Один из джигитов, привязав коня, побежал выполнять приказание. Сердар протянул руку к Перману:
— Дай-ка плеть!
Покрутив в воздухе витой ремень с плоской бляшкой на конце, он неожиданно с силой стегнул пленника по спине.
43
Турки
— Не понимаешь по-туркменски, собака? Плеть научит! Врать станешь, до смерти запорю! Вот так!.. Вот так!.. Вот так!..
Пленник сначала молча вздрагивал от ударов. Потом упал на колени, умоляюще протянул руки к сердару, говоря что-то по-персидски. Сердар стегнул его по протянутым рукам, потом, распалившись, стал бить ногами.
— Успокойтесь, сердар-ага! — хмуро сказал Перман, становясь между сердаром и его жертвой. — До смерти забьете— говорить некому будет!
Запыхавшийся сердар, отдуваясь, кинул плеть и сказал подошедшему Джуме:
— Спроси у этой скотины, из какой он крепости! Да пусть не врет, а то всю шкуру спущу!
Джума повторил вопрос по-персидски — пригодились знания, почерпнутые у Махтумкули.
Размазывая по грязным щекам слезы, с ужасом глядя на сердара, пленник ответил:
— Из этой крепости я, ага-джан! Из Куня-Кала!
— Спроси, много ли народу в крепости? — сказал сердар, выслушав Джуму.
Пленник вздохнул:
— Совсем мало, ага.
— Почему мало? Куда делись люди?
— Всех Шатырбек увел в Серчешму. Там, говорят, идут большие бои с туркменами.
— А ты почему остался?
— Больной я, ага-джан.

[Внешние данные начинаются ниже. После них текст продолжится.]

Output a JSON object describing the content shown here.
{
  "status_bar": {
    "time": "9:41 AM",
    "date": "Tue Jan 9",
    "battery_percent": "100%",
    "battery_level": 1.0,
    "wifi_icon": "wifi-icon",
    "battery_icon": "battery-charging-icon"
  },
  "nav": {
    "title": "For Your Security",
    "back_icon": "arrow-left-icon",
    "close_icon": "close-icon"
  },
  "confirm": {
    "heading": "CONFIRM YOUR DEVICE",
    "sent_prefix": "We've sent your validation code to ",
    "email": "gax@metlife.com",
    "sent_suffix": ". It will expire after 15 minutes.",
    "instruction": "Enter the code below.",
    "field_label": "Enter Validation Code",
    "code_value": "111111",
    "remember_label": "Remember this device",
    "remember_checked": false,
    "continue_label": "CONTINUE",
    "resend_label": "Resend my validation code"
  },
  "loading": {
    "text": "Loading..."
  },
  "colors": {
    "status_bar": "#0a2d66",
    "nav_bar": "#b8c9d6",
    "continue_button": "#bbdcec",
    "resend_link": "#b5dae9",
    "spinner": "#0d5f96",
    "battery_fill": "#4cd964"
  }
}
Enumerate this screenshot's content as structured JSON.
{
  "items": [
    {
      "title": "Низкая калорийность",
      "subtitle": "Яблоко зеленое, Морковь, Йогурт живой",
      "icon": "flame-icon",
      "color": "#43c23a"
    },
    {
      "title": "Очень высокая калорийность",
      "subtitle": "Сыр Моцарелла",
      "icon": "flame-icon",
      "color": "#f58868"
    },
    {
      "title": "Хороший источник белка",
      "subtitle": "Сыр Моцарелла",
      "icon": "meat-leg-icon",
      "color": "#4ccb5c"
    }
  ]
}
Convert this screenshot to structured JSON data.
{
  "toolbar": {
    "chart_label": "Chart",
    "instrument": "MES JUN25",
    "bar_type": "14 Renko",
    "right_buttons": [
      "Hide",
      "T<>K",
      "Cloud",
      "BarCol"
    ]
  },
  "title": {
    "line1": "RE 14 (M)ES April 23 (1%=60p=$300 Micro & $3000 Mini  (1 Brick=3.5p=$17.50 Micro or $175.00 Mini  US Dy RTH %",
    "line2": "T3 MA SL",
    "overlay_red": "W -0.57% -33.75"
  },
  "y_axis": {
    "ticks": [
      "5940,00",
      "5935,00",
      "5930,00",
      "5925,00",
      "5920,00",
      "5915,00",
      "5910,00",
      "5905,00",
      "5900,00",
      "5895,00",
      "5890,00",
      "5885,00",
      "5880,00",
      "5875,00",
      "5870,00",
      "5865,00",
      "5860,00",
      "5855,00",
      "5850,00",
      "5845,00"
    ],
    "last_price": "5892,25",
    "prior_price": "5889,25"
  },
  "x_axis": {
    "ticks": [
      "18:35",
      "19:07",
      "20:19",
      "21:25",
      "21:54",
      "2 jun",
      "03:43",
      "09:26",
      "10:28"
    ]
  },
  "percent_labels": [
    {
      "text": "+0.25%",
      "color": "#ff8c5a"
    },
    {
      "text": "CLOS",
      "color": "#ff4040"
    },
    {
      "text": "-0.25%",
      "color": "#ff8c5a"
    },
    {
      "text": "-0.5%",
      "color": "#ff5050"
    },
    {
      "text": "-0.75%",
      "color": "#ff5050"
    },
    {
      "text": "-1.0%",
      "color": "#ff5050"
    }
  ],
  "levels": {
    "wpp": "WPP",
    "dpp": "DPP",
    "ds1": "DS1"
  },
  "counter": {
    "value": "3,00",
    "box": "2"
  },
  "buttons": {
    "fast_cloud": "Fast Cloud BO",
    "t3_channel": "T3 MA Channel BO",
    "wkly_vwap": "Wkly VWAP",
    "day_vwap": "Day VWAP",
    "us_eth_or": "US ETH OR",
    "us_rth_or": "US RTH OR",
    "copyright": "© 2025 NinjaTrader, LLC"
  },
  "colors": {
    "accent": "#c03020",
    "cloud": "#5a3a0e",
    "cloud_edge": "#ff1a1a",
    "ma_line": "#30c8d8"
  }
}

Только сегодня с постели поднялся.
— Не врешь? — грозно спросил сердар, ликуя в душе и боясь поверить такой удаче.
— Валла, зачем врать! — с жаром воскликнул пленник. — Отрубите голову на месте, если вру! Никого не осталось в крепости, человек десять-пятнадцать таких, как я, не больше. Все остальные ушли на ту сторону гор. Валла, правду говорю!
— Тархан едет! — сообщил с дерева дозорный.
Сердар задал пленнику еще несколько вопросов, затем приказал отвести его вниз, в ущелье и заковать в цепи.
На дороге появились трое джигитов. Перед ними на куцем ишачке ехал связанный человек. На шею ему был накинут аркан, конец которого держал Тархан. Этот пленник был того же возраста, что и первый, но поплотнее, с проворными глазами и маленькими усиками, точно приклеенными под большим, похожим на огурец, носом.
Тархан дернул веревку:
— Слезай!
Кизылбаш, навалившись животом на холку ишака, слез, поклонился сердару. Ему были заданы те же вопросы, что и первому. Он подтвердил, что в крепости не осталось никого, кроме нескольких стариков к хворых. И добавил, что все люди в смятении,
— Валла! — клялся он, преданно глядя в глаза Адна-сердара. — Пусть соль меня покарает, если вру! Двое детей есть у меня — их именами клянусь!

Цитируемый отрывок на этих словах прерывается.